Endiguer les départs
Les Européens misent également fortement sur la coopération des pays d’origine et de transit pour endiguer les départs. Or, la Libye, plaque tournante de l’émigration en Afrique du Nord, est toujours déchirée entre deux gouvernements, l’un reconnu par la communauté internationale qui vit retranché dans la ville de Tobrouk au Nord-Est du pays, et l’autre à Tripoli lié à l’autoproclamé État islamique (EI ou Daesh) qui monte en puissance sur tout le territoire. La Mission d’appui des Nations Unies en Libye (Manul) est actuellement engagée dans une délicate médiation entre les factions libyennes pour tenter de constituer un gouvernement d’union nationale, mais la présence accrue de ces combattants djihadistes de l’EI et d’autres groupes comme Al-Qaïda ne laisse présager rien de bon.
Les combats entre les groupes armés de part et d’autre se poursuivent depuis 2011, marqués par une nouvelle escalade en 2014 qui a fait jusqu’ici plus de 3 000 morts et 400 000 déplacés.
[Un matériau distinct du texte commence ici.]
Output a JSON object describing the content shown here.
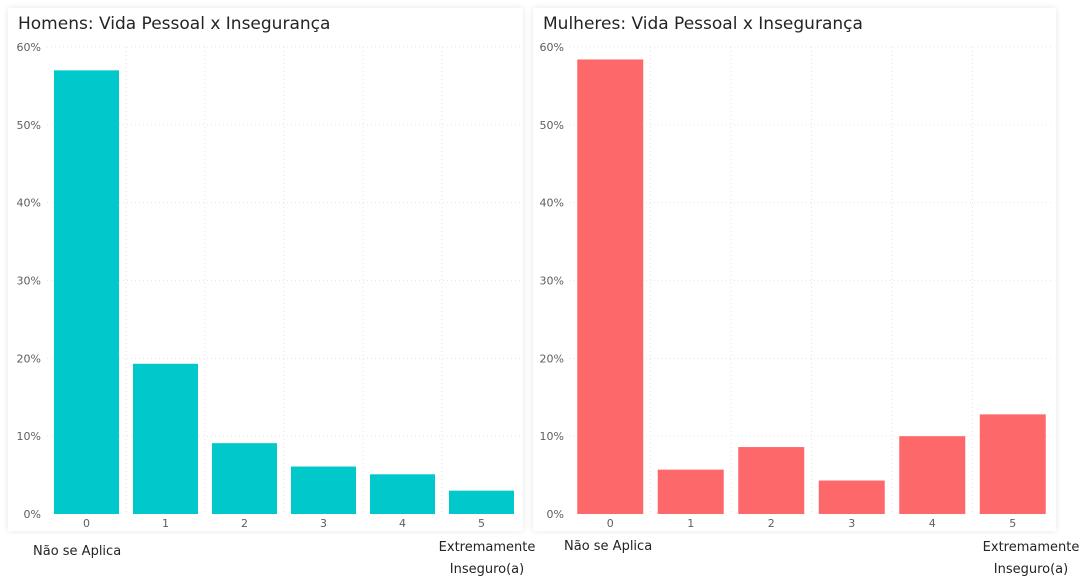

Les passeurs de migrants sont les grands profiteurs de cette situation. « Ces hommes sont les véritables esclavagistes des temps modernes, », a dénoncé lundi le chef du gouvernement italien, Matteo Renzi, qui souhaite de toute urgence « des interventions ciblées » contre eux (Le Parisien). Relatif au bateau qui a chaviré dimanche avec plus de 900 personnes à son bord, le Premier ministre de Malte, Joseph Muscat, a calculé que les passeurs ont encaissé « entre 1 et 5 millions d’euros ». Dans son programme de discussions, l’UE prévoit, dans un premier temps, d’engager des efforts systématiques pour capturer et détruire les navires utilisés par les trafiquants.